J’ai épousé une femme plus âgée et j’ai vécu avec elle pour son argent.
« Il a encore souri aujourd’hui.»
« Il pense toujours qu’il ne mérite pas d’être aimé.»
« J’espère qu’un jour il cessera de se fuir lui-même.»
Au fond, je trouvai une enveloppe scellée. À l’intérieur, une lettre. Evelyn m’a écrit qu’elle savait depuis le début pourquoi j’avais accepté de l’épouser. Elle disait que ceux qui ont connu la solitude reconnaissent cette blessure chez les autres. Je pensais avoir besoin de son argent, mais elle voyait autre chose : un homme qui avait simplement besoin d’un foyer et de quelqu’un qui croie en lui avant de pouvoir croire en lui-même.
« Le seul véritable héritage, c’est de savoir qu’on a été aimé inconditionnellement », a-t-elle écrit.
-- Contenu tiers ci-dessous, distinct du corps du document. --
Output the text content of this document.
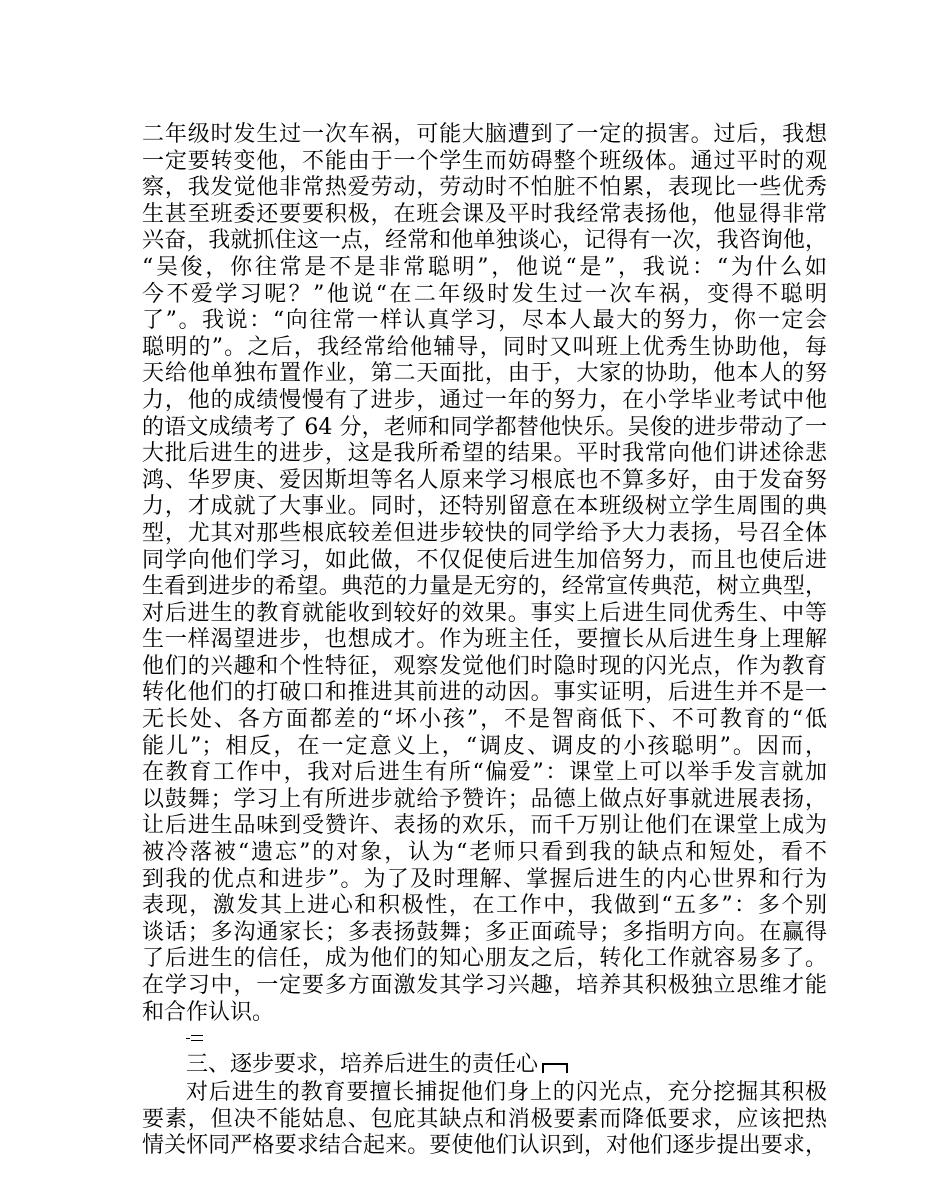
二年级时发生过一次车祸，可能大脑遭到了一定的损害。过后，我想
一定要转变他，不能由于一个学生而妨碍整个班级体。通过平时的观
察，我发觉他非常热爱劳动，劳动时不怕脏不怕累，表现比一些优秀
生甚至班委还要要积极，在班会课及平时我经常表扬他，他显得非常
兴奋，我就抓住这一点，经常和他单独谈心，记得有一次，我咨询他，
“吴俊，你往常是不是非常聪明”，他说“是”，我说：“为什么如
今不爱学习呢？”他说“在二年级时发生过一次车祸，变得不聪明
了”。我说：“向往常一样认真学习，尽本人最大的努力，你一定会
聪明的”。之后，我经常给他辅导，同时又叫班上优秀生协助他，每
天给他单独布置作业，第二天面批，由于，大家的协助，他本人的努
力，他的成绩慢慢有了进步，通过一年的努力，在小学毕业考试中他
的语文成绩考了 64 分，老师和同学都替他快乐。吴俊的进步带动了一
大批后进生的进步，这是我所希望的结果。平时我常向他们讲述徐悲
鸿、华罗庚、爱因斯坦等名人原来学习根底也不算多好，由于发奋努
力，才成就了大事业。同时，还特别留意在本班级树立学生周围的典
型，尤其对那些根底较差但进步较快的同学给予大力表扬，号召全体
同学向他们学习，如此做，不仅促使后进生加倍努力，而且也使后进
生看到进步的希望。典范的力量是无穷的，经常宣传典范，树立典型，
对后进生的教育就能收到较好的效果。事实上后进生同优秀生、中等
生一样渴望进步，也想成才。作为班主任，要擅长从后进生身上理解
他们的兴趣和个性特征，观察发觉他们时隐时现的闪光点，作为教育
转化他们的打破口和推进其前进的动因。事实证明，后进生并不是一
无长处、各方面都差的“坏小孩”，不是智商低下、不可教育的“低
能儿”；相反，在一定意义上，“调皮、调皮的小孩聪明”。因而，
在教育工作中，我对后进生有所“偏爱”：课堂上可以举手发言就加
以鼓舞；学习上有所进步就给予赞许；品德上做点好事就进展表扬，
让后进生品味到受赞许、表扬的欢乐，而千万别让他们在课堂上成为
被冷落被“遗忘”的对象，认为“老师只看到我的缺点和短处，看不
到我的优点和进步”。为了及时理解、掌握后进生的内心世界和行为
表现，激发其上进心和积极性，在工作中，我做到“五多”：多个别
谈话；多沟通家长；多表扬鼓舞；多正面疏导；多指明方向。在赢得
了后进生的信任，成为他们的知心朋友之后，转化工作就容易多了。
在学习中，一定要多方面激发其学习兴趣，培养其积极独立思维才能
和合作认识。
三、逐步要求，培养后进生的责任心
对后进生的教育要擅长捕捉他们身上的闪光点，充分挖掘其积极
要素，但决不能姑息、包庇其缺点和消极要素而降低要求，应该把热
情关怀同严格要求结合起来。要使他们认识到，对他们逐步提出要求，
Elle m’a aussi demandé de ne pas passer le reste de ma vie à essayer de gagner ce que j’avais déjà reçu gratuitement. J’ai pleuré plus que pendant toutes les funérailles. J’étais arrivé en m’attendant à une fortune, mais Evelyn m’a laissé un cadeau bien plus précieux : une nouvelle conscience, le souvenir d’une affection sincère et la possibilité de devenir enfin une meilleure personne.
Avec le temps, j’ai compris que ce n’était pas moi qui l’avais trompée. Evelyn me voyait tel que j’étais vraiment, même quand je ne pouvais pas le supporter. Et au lieu de me punir, elle a choisi de me donner une chance. Son véritable héritage n’était pas matériel : c’était une leçon d’humanité qui a changé le cours de ma vie. C’est cet héritage que j’essaie encore d’honorer chaque jour.